- Jane stays at Gateshead for several weeks after Mrs. Reed dies, first to keep Georgiana company until she goes back to London, then to take care of the house while Eliza gets ready to move to a nunnery in France. (There are no nunneries in England at this point because it’s not a Catholic country.)
- While traveling back to Thornfield, Jane realizes that she’s never felt happy to go back to a place that has been her home—returning to Lowood or to Gateshead wasn’t much fun.
- She wonders if returning to Thornfield might be nicer, but she’s not sure how long she’ll live there if Mr. Rochester is marrying Blanche Ingram. Still, at least she’ll get to see the man she loves for a few weeks. She knows he won’t be there when she arrives; Mrs.

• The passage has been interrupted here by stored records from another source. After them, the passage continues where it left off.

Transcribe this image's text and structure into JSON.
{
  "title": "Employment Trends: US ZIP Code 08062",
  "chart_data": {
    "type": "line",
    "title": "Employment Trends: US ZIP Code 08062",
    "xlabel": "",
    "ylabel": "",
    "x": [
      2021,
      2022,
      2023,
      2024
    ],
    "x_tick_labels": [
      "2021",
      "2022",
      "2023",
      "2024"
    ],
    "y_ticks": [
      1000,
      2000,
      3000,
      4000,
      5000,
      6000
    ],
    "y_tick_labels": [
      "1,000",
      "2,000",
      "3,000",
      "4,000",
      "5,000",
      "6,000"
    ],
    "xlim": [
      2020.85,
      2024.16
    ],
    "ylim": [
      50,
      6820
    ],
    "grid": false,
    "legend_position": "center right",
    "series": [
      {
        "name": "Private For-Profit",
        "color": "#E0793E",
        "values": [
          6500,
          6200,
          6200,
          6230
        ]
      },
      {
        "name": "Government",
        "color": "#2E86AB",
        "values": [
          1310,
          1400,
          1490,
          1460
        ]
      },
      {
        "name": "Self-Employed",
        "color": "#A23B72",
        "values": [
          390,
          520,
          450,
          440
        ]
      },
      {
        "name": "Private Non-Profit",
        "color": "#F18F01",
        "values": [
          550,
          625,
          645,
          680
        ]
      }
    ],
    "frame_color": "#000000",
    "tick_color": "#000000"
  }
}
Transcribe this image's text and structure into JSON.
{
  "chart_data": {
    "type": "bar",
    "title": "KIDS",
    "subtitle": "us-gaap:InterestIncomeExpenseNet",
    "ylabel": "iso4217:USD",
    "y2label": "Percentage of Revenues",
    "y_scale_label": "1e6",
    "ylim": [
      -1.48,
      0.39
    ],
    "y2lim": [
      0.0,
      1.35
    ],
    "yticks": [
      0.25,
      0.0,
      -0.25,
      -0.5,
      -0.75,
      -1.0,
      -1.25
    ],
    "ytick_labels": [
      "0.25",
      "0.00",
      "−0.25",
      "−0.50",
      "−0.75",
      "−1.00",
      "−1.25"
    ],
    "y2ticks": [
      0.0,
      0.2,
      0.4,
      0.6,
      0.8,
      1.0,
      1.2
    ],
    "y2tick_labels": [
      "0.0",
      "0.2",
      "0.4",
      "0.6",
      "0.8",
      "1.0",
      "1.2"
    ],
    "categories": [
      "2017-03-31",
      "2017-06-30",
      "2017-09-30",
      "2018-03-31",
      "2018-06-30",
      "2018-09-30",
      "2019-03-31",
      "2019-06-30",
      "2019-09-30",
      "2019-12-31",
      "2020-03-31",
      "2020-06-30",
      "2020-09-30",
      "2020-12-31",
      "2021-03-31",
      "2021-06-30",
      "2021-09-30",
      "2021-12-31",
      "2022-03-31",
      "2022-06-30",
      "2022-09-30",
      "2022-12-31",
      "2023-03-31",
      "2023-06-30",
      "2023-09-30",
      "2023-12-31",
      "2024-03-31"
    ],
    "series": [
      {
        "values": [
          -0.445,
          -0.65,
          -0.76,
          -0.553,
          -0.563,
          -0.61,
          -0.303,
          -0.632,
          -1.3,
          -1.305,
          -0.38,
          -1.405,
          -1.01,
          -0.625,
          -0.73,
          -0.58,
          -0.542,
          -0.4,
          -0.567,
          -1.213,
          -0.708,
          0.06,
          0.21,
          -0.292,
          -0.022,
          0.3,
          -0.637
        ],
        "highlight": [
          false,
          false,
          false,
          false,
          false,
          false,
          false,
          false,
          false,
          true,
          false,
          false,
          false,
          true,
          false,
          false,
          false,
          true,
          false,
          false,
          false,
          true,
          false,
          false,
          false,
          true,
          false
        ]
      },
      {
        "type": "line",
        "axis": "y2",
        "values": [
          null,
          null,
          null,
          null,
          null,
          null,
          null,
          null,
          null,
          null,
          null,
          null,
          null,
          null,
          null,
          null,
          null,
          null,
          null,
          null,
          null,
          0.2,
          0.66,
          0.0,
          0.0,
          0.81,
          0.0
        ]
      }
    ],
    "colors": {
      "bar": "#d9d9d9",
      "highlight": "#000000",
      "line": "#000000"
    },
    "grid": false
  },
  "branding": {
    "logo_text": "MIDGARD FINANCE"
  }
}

Fairfax told her in a letter that he had gone to London to get things for his wedding.
- Jane walks the last few miles to Thornfield, and, coming around a corner, sees Mr. Rochester sitting on a stile (a set of steps you use to climb over a fence) writing in a book. She freezes and trembles, and then he sees her and calls her over to him.
- Rochester scolds Jane for staying away from him for so long and accuses her of forgetting him. Then he tells her about the carriage he bought for the soon-to-be Mrs. Rochester, and asks if she can’t use her fairy magic to make him handsome. Jane insists that his ugliness is impossible to cure, but the way she’s looking at him suggests otherwise.
- Rochester moves a little and lets her cross over the stile, and before she keeps going she thanks him for his kindness and tells him that wherever he is, that’s her true home. Then she walks away really fast before he can answer her.
- When Jane arrives at Thornfield, everyone is glad to see her. After dinner, Mr. Rochester, Jane, Mrs. Fairfax, and Adèle almost seem like a family.
- Interestingly, Blanche Ingram isn’t around anymore; Rochester doesn’t visit her, she doesn’t visit him, and nobody’s talking about marriage. Jane secretly hopes that the engagement is off.